Interpretive Summary: Controlled experiments with honey bees can be done with individual bees or entire colonies. Determining the impacts of disease and stress on members of honey bee colonies is complex, especially when providing meaningful answers for colonies in the field. This methodology describes the use of small colonies consisting of one queen and dozens to hundreds of honey bee workers. The described arenas are stable and it is possible to both raise new bees and monitor the changes in queen production, development and worker survival. This tool can help in the search for solutions to heavy losses observed for the world's primary agricultural pollinator.

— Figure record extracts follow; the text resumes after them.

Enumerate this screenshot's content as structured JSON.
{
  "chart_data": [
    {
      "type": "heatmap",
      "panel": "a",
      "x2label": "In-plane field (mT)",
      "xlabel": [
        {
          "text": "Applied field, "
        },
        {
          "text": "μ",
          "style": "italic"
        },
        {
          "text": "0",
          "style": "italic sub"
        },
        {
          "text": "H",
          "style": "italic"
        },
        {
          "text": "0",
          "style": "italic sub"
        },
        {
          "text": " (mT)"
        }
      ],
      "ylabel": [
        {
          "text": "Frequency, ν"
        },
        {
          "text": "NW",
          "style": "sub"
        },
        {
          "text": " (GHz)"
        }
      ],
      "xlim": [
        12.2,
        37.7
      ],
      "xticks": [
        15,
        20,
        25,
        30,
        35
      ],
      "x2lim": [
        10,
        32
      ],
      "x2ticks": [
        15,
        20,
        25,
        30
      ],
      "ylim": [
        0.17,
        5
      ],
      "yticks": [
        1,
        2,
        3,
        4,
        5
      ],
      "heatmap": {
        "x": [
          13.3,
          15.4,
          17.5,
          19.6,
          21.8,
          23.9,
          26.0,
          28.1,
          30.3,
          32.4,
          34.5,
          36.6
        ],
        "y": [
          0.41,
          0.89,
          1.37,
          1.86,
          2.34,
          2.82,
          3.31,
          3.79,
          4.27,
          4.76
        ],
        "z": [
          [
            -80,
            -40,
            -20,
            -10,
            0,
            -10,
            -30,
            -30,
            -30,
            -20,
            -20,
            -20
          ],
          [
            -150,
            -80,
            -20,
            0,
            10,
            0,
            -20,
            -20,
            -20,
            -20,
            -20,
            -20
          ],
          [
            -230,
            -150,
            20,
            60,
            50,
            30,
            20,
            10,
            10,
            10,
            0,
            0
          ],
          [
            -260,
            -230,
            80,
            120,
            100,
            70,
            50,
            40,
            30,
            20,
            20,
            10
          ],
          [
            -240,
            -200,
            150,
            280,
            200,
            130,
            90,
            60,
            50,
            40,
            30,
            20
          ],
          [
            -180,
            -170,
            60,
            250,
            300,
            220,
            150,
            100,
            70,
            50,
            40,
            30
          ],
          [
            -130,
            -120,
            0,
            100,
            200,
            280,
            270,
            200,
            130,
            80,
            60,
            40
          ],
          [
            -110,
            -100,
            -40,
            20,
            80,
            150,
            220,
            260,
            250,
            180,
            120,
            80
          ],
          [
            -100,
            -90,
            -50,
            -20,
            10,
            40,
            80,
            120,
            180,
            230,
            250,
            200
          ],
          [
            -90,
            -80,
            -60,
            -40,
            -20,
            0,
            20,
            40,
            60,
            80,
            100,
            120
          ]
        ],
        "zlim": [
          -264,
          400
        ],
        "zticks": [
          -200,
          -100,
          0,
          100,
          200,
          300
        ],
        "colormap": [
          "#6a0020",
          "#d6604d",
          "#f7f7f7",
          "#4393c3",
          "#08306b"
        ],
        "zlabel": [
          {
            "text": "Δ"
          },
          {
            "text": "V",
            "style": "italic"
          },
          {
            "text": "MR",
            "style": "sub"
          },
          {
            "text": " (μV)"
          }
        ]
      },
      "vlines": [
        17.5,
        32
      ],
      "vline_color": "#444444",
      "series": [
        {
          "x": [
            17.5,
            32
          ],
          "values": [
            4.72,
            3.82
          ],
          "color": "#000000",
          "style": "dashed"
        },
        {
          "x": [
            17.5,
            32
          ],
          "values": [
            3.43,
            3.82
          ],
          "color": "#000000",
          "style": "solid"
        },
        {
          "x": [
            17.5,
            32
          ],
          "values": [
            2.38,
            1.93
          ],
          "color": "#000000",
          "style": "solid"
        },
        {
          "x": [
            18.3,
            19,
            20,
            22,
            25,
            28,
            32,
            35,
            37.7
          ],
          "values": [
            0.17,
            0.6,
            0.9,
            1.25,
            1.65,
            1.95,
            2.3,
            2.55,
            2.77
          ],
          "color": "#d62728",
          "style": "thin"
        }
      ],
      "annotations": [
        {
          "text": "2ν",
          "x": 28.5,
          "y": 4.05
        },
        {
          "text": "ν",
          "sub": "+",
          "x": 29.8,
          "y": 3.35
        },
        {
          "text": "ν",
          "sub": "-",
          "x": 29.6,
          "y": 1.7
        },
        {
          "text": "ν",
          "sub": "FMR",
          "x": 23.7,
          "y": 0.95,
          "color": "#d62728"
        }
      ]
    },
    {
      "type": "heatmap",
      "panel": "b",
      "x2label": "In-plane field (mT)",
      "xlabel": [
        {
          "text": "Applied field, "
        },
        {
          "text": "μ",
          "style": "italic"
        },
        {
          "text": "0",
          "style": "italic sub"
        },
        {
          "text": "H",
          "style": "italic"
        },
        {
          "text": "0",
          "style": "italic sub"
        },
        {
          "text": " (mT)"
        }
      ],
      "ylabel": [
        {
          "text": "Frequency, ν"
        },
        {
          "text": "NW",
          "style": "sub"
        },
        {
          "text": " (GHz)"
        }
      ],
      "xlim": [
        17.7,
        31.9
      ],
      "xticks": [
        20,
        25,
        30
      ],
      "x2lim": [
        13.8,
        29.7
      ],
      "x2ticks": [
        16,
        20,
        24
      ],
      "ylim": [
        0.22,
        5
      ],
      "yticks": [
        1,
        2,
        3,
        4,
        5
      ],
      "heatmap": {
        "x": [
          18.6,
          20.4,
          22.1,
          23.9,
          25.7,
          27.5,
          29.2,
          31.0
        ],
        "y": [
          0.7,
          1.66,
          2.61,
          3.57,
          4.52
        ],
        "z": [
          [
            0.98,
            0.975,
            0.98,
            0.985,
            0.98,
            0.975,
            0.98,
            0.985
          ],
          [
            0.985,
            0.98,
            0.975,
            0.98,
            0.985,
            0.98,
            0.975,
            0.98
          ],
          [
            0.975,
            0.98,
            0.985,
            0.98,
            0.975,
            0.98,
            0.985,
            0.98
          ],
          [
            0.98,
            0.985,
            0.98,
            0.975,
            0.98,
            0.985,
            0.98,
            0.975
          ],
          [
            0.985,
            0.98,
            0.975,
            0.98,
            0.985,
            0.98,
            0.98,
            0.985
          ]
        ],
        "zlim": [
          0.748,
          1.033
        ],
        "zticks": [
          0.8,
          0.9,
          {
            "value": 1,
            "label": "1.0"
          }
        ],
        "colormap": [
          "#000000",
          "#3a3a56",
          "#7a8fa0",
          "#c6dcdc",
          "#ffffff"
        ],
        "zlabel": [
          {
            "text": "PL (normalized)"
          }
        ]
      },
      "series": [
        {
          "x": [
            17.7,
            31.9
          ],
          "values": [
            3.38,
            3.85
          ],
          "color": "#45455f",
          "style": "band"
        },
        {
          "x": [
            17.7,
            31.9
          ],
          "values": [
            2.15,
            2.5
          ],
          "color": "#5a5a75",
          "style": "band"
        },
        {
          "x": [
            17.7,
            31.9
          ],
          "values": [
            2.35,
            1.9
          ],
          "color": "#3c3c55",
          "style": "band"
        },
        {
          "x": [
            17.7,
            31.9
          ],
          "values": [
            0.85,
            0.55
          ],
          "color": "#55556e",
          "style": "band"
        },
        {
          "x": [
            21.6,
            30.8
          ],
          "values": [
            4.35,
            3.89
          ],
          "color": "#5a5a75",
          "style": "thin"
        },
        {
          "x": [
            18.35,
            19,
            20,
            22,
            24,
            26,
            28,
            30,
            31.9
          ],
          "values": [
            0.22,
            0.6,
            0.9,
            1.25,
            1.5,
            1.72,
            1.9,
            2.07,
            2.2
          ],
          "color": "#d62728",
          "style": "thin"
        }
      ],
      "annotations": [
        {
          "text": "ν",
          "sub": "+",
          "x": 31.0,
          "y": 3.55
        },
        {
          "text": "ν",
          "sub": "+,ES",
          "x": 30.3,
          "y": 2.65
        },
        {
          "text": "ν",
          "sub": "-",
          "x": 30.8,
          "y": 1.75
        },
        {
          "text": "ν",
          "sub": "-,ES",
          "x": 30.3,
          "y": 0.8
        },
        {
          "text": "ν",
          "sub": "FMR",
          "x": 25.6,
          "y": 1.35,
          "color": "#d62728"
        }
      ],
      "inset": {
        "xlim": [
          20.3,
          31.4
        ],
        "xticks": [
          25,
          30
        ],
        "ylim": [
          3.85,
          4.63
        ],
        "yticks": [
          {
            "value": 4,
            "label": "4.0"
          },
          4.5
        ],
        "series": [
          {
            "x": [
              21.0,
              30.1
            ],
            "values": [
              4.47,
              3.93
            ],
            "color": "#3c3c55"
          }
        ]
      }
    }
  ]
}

Technical Abstract: Honey bees create complex societies of self-organized individuals in intricate colonies. Studies of honey bees are carried out in both the field and the laboratory. However, field research is encumbered by the difficulties of making reliable observations and environmental confounders. Meanwhile, laboratory trials produce data that are not field realistic as they lack key characteristics of a natural colony. Additionally, advances in honey bee research have been hindered without reliable methodology to rear queens in the laboratory. Here we provide a new system to reliably produce queens and worker brood in the laboratory and describe how this system fits with artificial insemination of queens as a step towards a continuous self-contained source of bees. The process creates a bridge between field research and laboratory trials and provides a secure system for contagious or regulated elements while maintaining many of the intrinsic characteristics of a honey bee colony.